Where does all that energy and emotion go when the heart stops?
I’ve thought a lot about energy since he died. I remember staring at his empty shoes in the garage the week after, studying the footprints that indented the worn rubber soles that once marched around the garden, all grassy and mowing lawns, cutting hedges and building that beautiful pond. Those inanimate shoes had received his energy and changed to accommodate it. I am forever changed because of it too.
Nearly three years on, I think what I feel most strongly now, is that grief is full of energy. It is full of big emotional waves of love, loss, anger, sadness, laughter, emptiness and fullness all at the same time. In some moments, it overwhelms me.
Time has helped hugely, but you can’t rush that of course. In time, I have come to embrace the energy of grief and what it compels me to do and feel. My relationship with most family members has strengthened, developed and deepened into ties that are more meaningful than ever before. Coming together with people who share the same love for Dad, is like feeling him gifting us energy and positivity time and again. The most wonderful thing about that, is that I don’t believe it will ever stop.
When I think of Dad, the depth of sadness and joy I feel, creates this huge surge of feeling that needs to be shared somehow, passed on and gifted back into to the world. The transference of energy has played a huge part in my relationship with grief. And more specifically how I cope when the darkness and finality of grief hovers over me.
I look for my Dad’s energy in the world around me and I connect with him every time I find it.
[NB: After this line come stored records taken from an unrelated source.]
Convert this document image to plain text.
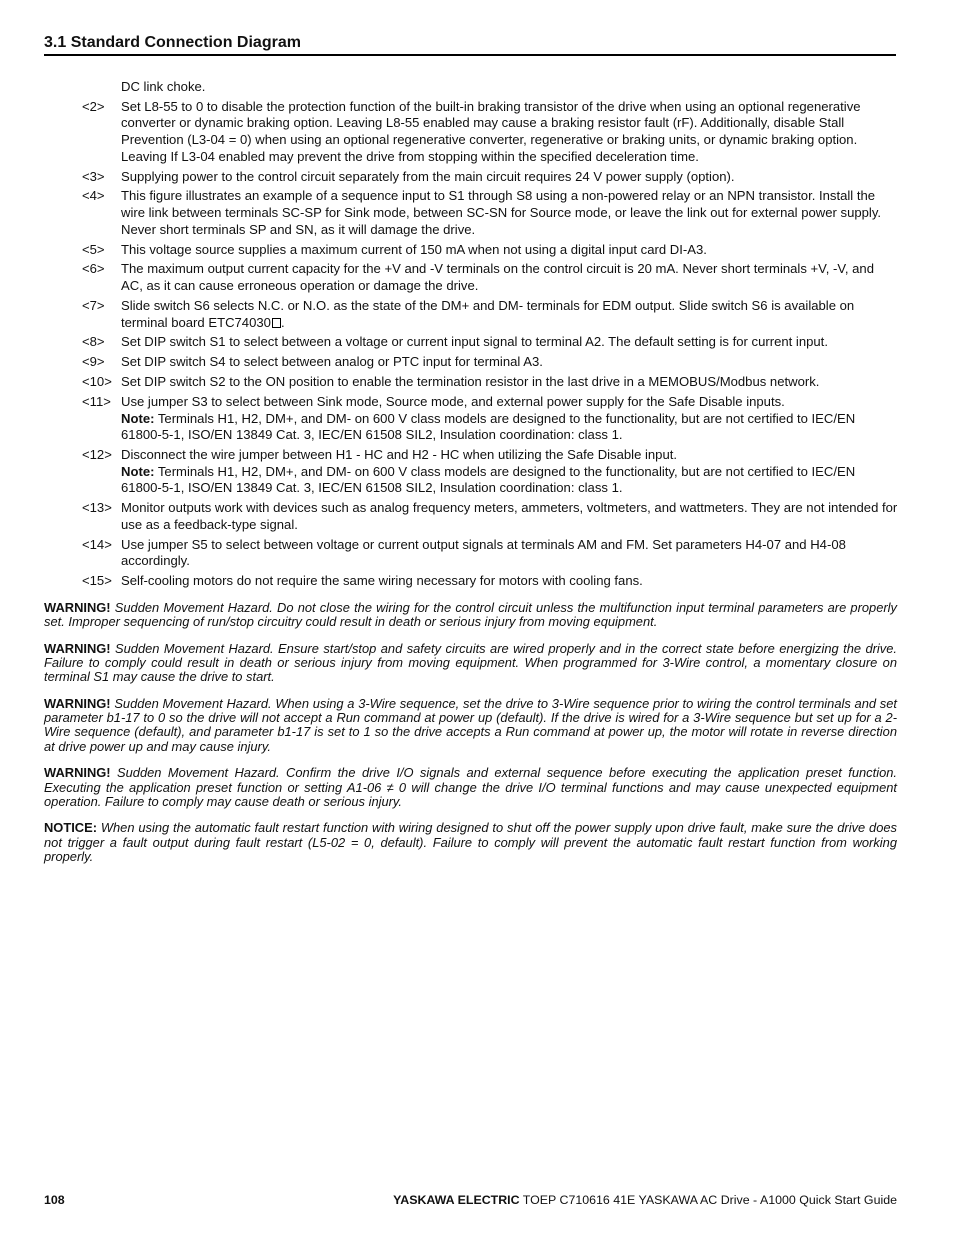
3.1 Standard Connection Diagram
DC link choke.
<2>	Set L8-55 to 0 to disable the protection function of the built-in braking transistor of the drive when using an optional regenerative converter or dynamic braking option. Leaving L8-55 enabled may cause a braking resistor fault (rF). Additionally, disable Stall Prevention (L3-04 = 0) when using an optional regenerative converter, regenerative or braking units, or dynamic braking option. Leaving If L3-04 enabled may prevent the drive from stopping within the specified deceleration time.
<3>	Supplying power to the control circuit separately from the main circuit requires 24 V power supply (option).
<4>	This figure illustrates an example of a sequence input to S1 through S8 using a non-powered relay or an NPN transistor. Install the wire link between terminals SC-SP for Sink mode, between SC-SN for Source mode, or leave the link out for external power supply. Never short terminals SP and SN, as it will damage the drive.
<5>	This voltage source supplies a maximum current of 150 mA when not using a digital input card DI-A3.
<6>	The maximum output current capacity for the +V and -V terminals on the control circuit is 20 mA. Never short terminals +V, -V, and AC, as it can cause erroneous operation or damage the drive.
<7>	Slide switch S6 selects N.C. or N.O. as the state of the DM+ and DM- terminals for EDM output. Slide switch S6 is available on terminal board ETC74030 .
<8>	Set DIP switch S1 to select between a voltage or current input signal to terminal A2. The default setting is for current input.
<9>	Set DIP switch S4 to select between analog or PTC input for terminal A3.
<10> Set DIP switch S2 to the ON position to enable the termination resistor in the last drive in a MEMOBUS/Modbus network.
<11> Use jumper S3 to select between Sink mode, Source mode, and external power supply for the Safe Disable inputs.
Note: Terminals H1, H2, DM+, and DM- on 600 V class models are designed to the functionality, but are not certified to IEC/EN 61800-5-1, ISO/EN 13849 Cat. 3, IEC/EN 61508 SIL2, Insulation coordination: class 1.
<12> Disconnect the wire jumper between H1 - HC and H2 - HC when utilizing the Safe Disable input.
Note: Terminals H1, H2, DM+, and DM- on 600 V class models are designed to the functionality, but are not certified to IEC/EN 61800-5-1, ISO/EN 13849 Cat. 3, IEC/EN 61508 SIL2, Insulation coordination: class 1.
<13> Monitor outputs work with devices such as analog frequency meters, ammeters, voltmeters, and wattmeters. They are not intended for use as a feedback-type signal.
<14> Use jumper S5 to select between voltage or current output signals at terminals AM and FM. Set parameters H4-07 and H4-08 accordingly.
<15> Self-cooling motors do not require the same wiring necessary for motors with cooling fans.
WARNING! Sudden Movement Hazard. Do not close the wiring for the control circuit unless the multifunction input terminal parameters are properly set. Improper sequencing of run/stop circuitry could result in death or serious injury from moving equipment.
WARNING! Sudden Movement Hazard. Ensure start/stop and safety circuits are wired properly and in the correct state before energizing the drive. Failure to comply could result in death or serious injury from moving equipment. When programmed for 3-Wire control, a momentary closure on terminal S1 may cause the drive to start.
WARNING! Sudden Movement Hazard. When using a 3-Wire sequence, set the drive to 3-Wire sequence prior to wiring the control terminals and set parameter b1-17 to 0 so the drive will not accept a Run command at power up (default). If the drive is wired for a 3-Wire sequence but set up for a 2-Wire sequence (default), and parameter b1-17 is set to 1 so the drive accepts a Run command at power up, the motor will rotate in reverse direction at drive power up and may cause injury.
WARNING! Sudden Movement Hazard. Confirm the drive I/O signals and external sequence before executing the application preset function. Executing the application preset function or setting A1-06 ≠ 0 will change the drive I/O terminal functions and may cause unexpected equipment operation. Failure to comply may cause death or serious injury.
NOTICE: When using the automatic fault restart function with wiring designed to shut off the power supply upon drive fault, make sure the drive does not trigger a fault output during fault restart (L5-02 = 0, default). Failure to comply will prevent the automatic fault restart function from working properly.
108	YASKAWA ELECTRIC TOEP C710616 41E YASKAWA AC Drive - A1000 Quick Start Guide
I find him in the speed and elegance of the birds of prey he loved, I find him in the ever-flowing energy of rivers and surf that cool my feet. I remember his gentle balanced nature every time I see a white feather and they’re everywhere too, like daily calling cards, gentle reminders and taps on the shoulder. "Hi Dad" I say quietly.
I chuckle at how cliché that sounds now… but it reminds me that everything that lives and exists in this world, is moving and changed by the world around it. Branches bow to the wind, feathers fall, opinions and behaviour adjust, hard stones smooth under the waves and we scatter bodies back to the earth to become something new.
Not being able to see, smell and interact in familiar ways, is heart-breaking. So I know that this powerful grief is not simple and sometimes just painful. I still watch how initially, grief lowered the bar for the potential of my Mum’s happiness, making everyday life for her just ever so slightly dimmer. She was his partner, his lover and equal and her loss is different to mine. Though she is forever changed, I hope in time his energy will direct her into a new kind of happiness.
I listen, feel and respond to Dad in new ways now, and when I'm busy I can forget to stop for a moment. Because when I do, I realise I can make use of all that he gave to the world around me and channel it into amazing new thoughts and deeds, that keep his energy flowing and his memory alive.